Jimmy’s lust for memories and happy stories makes the women of the Tenderloin view him as a pervert; this despite all of the bizarre (and often cruel) men they encounter in their line of work. Though they act eager to do these kinds of sessions with him, they are in reality skeptical of his motives. As she tells him stories, Dinah thinks to herself, “God look at that disgusting old pervert (56)” and Phyllis goes home afterwards to describe him as “a pervert . . . Later on he made us tell him sh*t. You know. Whatever it takes (67).” These are some of the few glimpses into the prostitutes’ perspectives that Vollmann includes in his novel, which makes it seem as though to them this is the most taboo thing that they have encountered. Phyllis herself engaged in incest as a child with her cousin, which would be considered taboo by most other people, but she does not condemn this and instead calls it “wonderful (52).” It seems unreasonable to find incest acceptable while condemning a veteran for desiring happy stories. However, if one considers the prostitute’s point of view, where she is used to satisfying the profligate urges of customers, of course she would expect disturbing things from a man who says he wants to hear stories about when she was a little girl.

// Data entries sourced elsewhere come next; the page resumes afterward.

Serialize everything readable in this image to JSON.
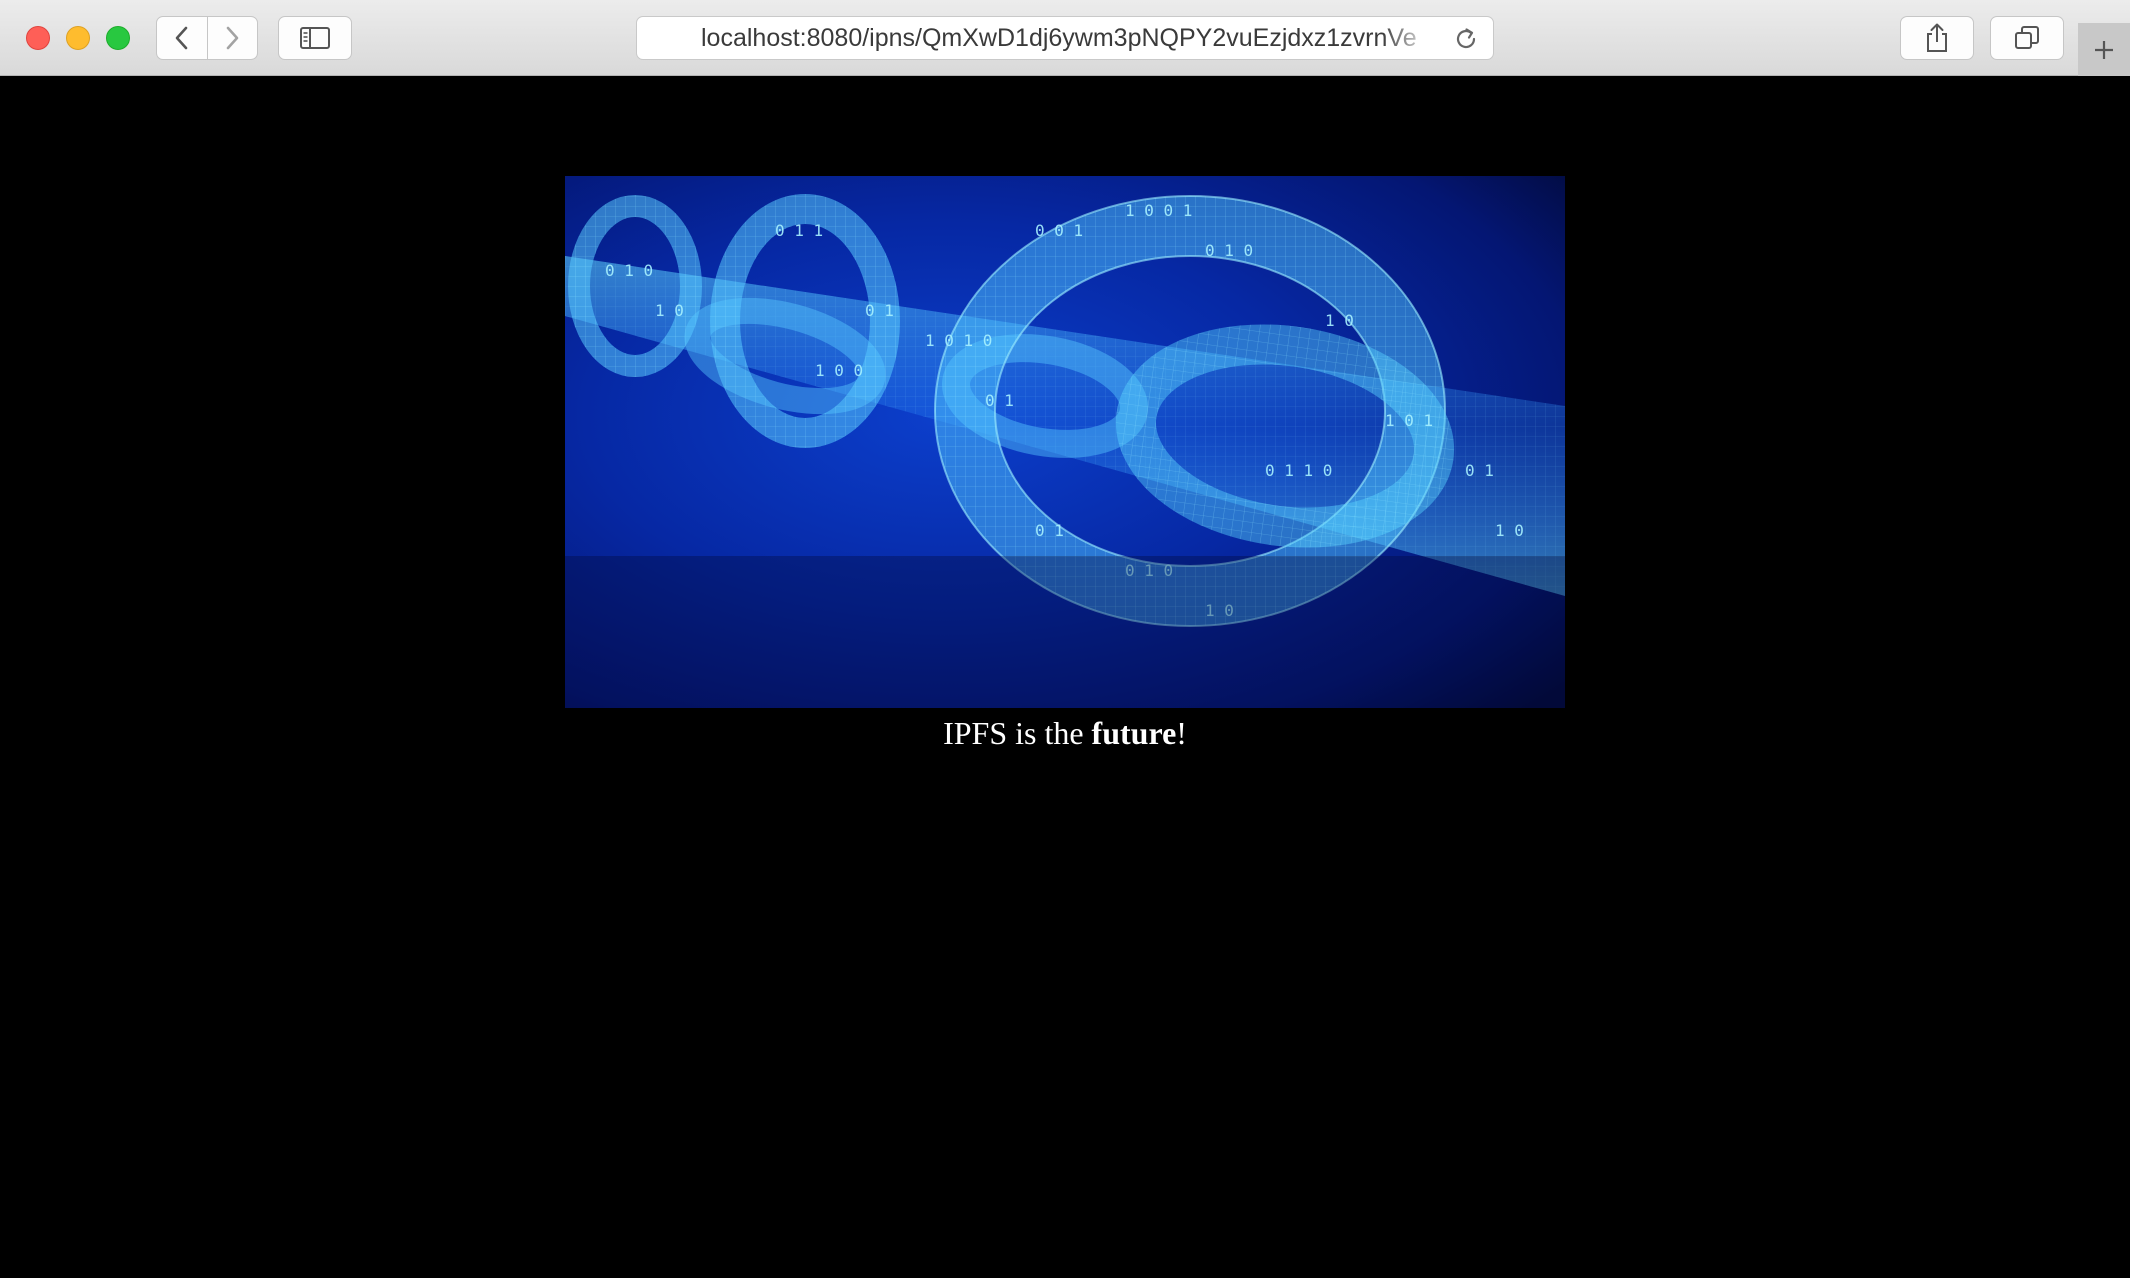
{
  "browser": {
    "url": "localhost:8080/ipns/QmXwD1dj6ywm3pNQPY2vuEzjdxz1zvrnVe",
    "icons": {
      "back": "chevron-left-icon",
      "forward": "chevron-right-icon",
      "sidebar": "sidebar-icon",
      "reload": "reload-icon",
      "share": "share-icon",
      "tabs": "tabs-overview-icon",
      "new_tab": "plus-icon"
    }
  },
  "page": {
    "image_description": "blue wireframe chain links with binary digits",
    "caption_prefix": "IPFS is the ",
    "caption_bold": "future",
    "caption_suffix": "!"
  },
  "colors": {
    "page_background": "#000000",
    "caption_text": "#ffffff",
    "image_primary": "#0a3cc0",
    "image_glow": "#4fd6ff"
  }
}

Prostitutes who work in a society where their job is conducted in a criminal environment are not used to the way desire works in “normal” relationships. Vollmann illustrates this in his novel, but also shows that it is found outside of fiction in a section at the end of it containing parts of interviews he conducted with prostitutes in the Tenderloin during his research for the book. One prostitute told him how a man wanted to have a romantic session with her in a hot tub. “That’s not what we’re about here,” she said. “We don’t make love to our dates.” She was so disturbed by the proposal that she told the customer she could not accommodate him (145). It is interesting to imagine the abundance of other things, “naughtier” things, she might have consented to, while she rejected a simple request to make love. This shows the reversed role of taboos in sex work not only in Whores for Gloria, but in reality as well. For sex workers, especially those who work where it is illegal, their world is an upside-down one in which love and romance are to be avoided in favor of the normally inaccessible yet highly desirable acts that society considers to be taboo; they have built up expectations in direct contrast to the expectations society teaches women to have.
Vollmann, William T. Whores for Gloria. New York: Penguin, 1991. Print.